[PAST EVENT] Shuangquan Wang, Computer Science - Dissertation Proposal
Unhealthy dietary habits (eating disorder, eating too fast, excessive energy intake, chewing side preference, etc.) are major causes of some chronic diseases such as obesity, heart disease, digestive system disease, and diabetes. Dietary monitoring is necessary and important for patients to change their unhealthy diet and eating habits. However, the existing methods are either intrusive or not accurate enough. In this dissertation, we present our efforts in using wearable motion sensors to sense mastication dynamics for continuous dietary monitoring.
First, we study how to detect a subject's eating activity and count the number of chews. We observe that during eating the mastication muscles contract and hence bulge to some degree. In addition, the bulge of the mastication muscles has the same frequency as chewing. These observations motivate us to detect eating activity and count chews through attaching a triaxial accelerometer on the temporalis. The proposed method does not record any personal privacy information (audio, video, etc.). Besides, the accelerometer is embedded into a headband. Therefore, this method is comparatively less intrusive for the user's daily living. Experiments are conducted and the results are promising. For eating activity detection, the average accuracy and F-score of five classifiers are 94.4% and 87.2%, respectively, in 10-fold cross-validation test using only 5 seconds of acceleration data. For chews counting, the average error rate of four users is 12.2%.

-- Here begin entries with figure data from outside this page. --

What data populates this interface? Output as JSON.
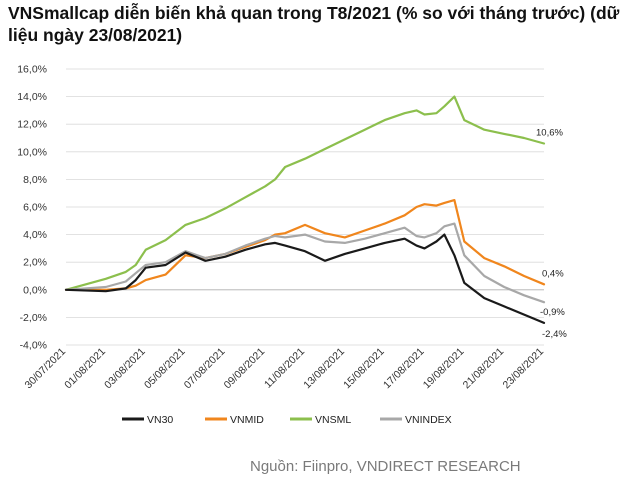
{
  "title": "VNSmallcap diễn biến khả quan trong T8/2021 (% so với tháng trước) (dữ liệu ngày 23/08/2021)",
  "source": "Nguồn: Fiinpro, VNDIRECT RESEARCH",
  "chart_data": {
    "type": "line",
    "ylim": [
      -4,
      16
    ],
    "yticks": [
      -4,
      -2,
      0,
      2,
      4,
      6,
      8,
      10,
      12,
      14,
      16
    ],
    "ytick_labels": [
      "-4,0%",
      "-2,0%",
      "0,0%",
      "2,0%",
      "4,0%",
      "6,0%",
      "8,0%",
      "10,0%",
      "12,0%",
      "14,0%",
      "16,0%"
    ],
    "xlim": [
      0,
      24
    ],
    "xtick_labels": [
      "30/07/2021",
      "01/08/2021",
      "03/08/2021",
      "05/08/2021",
      "07/08/2021",
      "09/08/2021",
      "11/08/2021",
      "13/08/2021",
      "15/08/2021",
      "17/08/2021",
      "19/08/2021",
      "21/08/2021",
      "23/08/2021"
    ],
    "x": [
      0,
      2,
      3,
      3.5,
      4,
      5,
      6,
      7,
      8,
      9,
      10,
      10.5,
      11,
      12,
      13,
      14,
      15,
      16,
      17,
      17.6,
      18,
      18.6,
      19,
      19.5,
      20,
      21,
      22,
      23,
      24
    ],
    "series": [
      {
        "name": "VN30",
        "color": "#1a1a1a",
        "values": [
          0,
          -0.1,
          0.1,
          0.7,
          1.6,
          1.8,
          2.7,
          2.1,
          2.4,
          2.9,
          3.3,
          3.4,
          3.2,
          2.8,
          2.1,
          2.6,
          3.0,
          3.4,
          3.7,
          3.2,
          3.0,
          3.5,
          4.0,
          2.5,
          0.5,
          -0.6,
          -1.2,
          -1.8,
          -2.4
        ]
      },
      {
        "name": "VNMID",
        "color": "#f0861d",
        "values": [
          0,
          0,
          0.1,
          0.3,
          0.7,
          1.1,
          2.5,
          2.3,
          2.6,
          3.1,
          3.6,
          4.0,
          4.1,
          4.7,
          4.1,
          3.8,
          4.3,
          4.8,
          5.4,
          6.0,
          6.2,
          6.1,
          6.3,
          6.5,
          3.5,
          2.3,
          1.7,
          1.0,
          0.4
        ]
      },
      {
        "name": "VNSML",
        "color": "#8cbf4d",
        "values": [
          0,
          0.8,
          1.3,
          1.8,
          2.9,
          3.6,
          4.7,
          5.2,
          5.9,
          6.7,
          7.5,
          8.0,
          8.9,
          9.5,
          10.2,
          10.9,
          11.6,
          12.3,
          12.8,
          13.0,
          12.7,
          12.8,
          13.3,
          14.0,
          12.3,
          11.6,
          11.3,
          11.0,
          10.6
        ]
      },
      {
        "name": "VNINDEX",
        "color": "#a8a8a8",
        "values": [
          0,
          0.2,
          0.6,
          1.2,
          1.8,
          2.0,
          2.8,
          2.3,
          2.6,
          3.2,
          3.7,
          3.9,
          3.8,
          4.0,
          3.5,
          3.4,
          3.7,
          4.1,
          4.5,
          3.9,
          3.8,
          4.1,
          4.6,
          4.8,
          2.5,
          1.0,
          0.2,
          -0.4,
          -0.9
        ]
      }
    ],
    "end_labels": [
      "-2,4%",
      "0,4%",
      "10,6%",
      "-0,9%"
    ]
  }
}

Second, we study how to recognize different food types. We observe that each type of food has its own intrinsic properties, such as hardness, elasticity, fracturability, adhesiveness, and size. Different food properties result in different mastication dynamics. Accordingly, we propose to use wearable motion sensors to sense mastication dynamics and infer food types. We specifically define six mastication dynamics parameters to represent these food properties. They are chewing speed, the number of chews, chewing time, chewing force, chewing cycle duration, and skull vibration. We embed motion sensors in a headband and deploy the sensors on the temporalis muscles to sense mastication dynamics accurately and less intrusively. In addition, we extract 37 hand-crafted features from each chewing sequence to explicitly characterize the mastication dynamics using motion sensor data. A real-world evaluation dataset of 11 food categories (20 types of food in total) is collected from 15 human subjects. The average recognition accuracy of these 15 human subjects is 74.3%. The recognition accuracy of a single human subject is up to 86.7%.
Third, we study how to detect the chewing sides during eating. We observe that the temporalis bulge and skull vibration of the chewing side are different from those of the non-chewing side. This observation motivates us to deploy motion sensors on the left and right temporalis muscles to sense the mastication dynamics of these two sides. We propose a heuristic-rules based method to exclude non-chewing data and segment each chew accurately. Then, the relative difference series of the left and right sensors are calculated to characterize the difference of mastication dynamics between the chewing side and the non-chewing side. To accurately detect the chewing sides, we train a two-class classifier using long short-term memory (LSTM), an artificial recurrent neural network that is especially suitable for temporal data with unequal input lengths.
Shuangquan Wang has been working on his second Ph.D. degree in the Department of Computer Science at William & Mary since Fall 2016. He is working with Dr. Gang Zhou in the fields of wearable & mobile computing, smart health, and human activity recognition. Shuangquan Wang received his first Ph.D. degree from Shanghai Jiao Tong University in 2008, an M.E. degree from Wuhan University of Technology in 2004, and a B.E. degree from Wuhan Institute of Technology in 2000.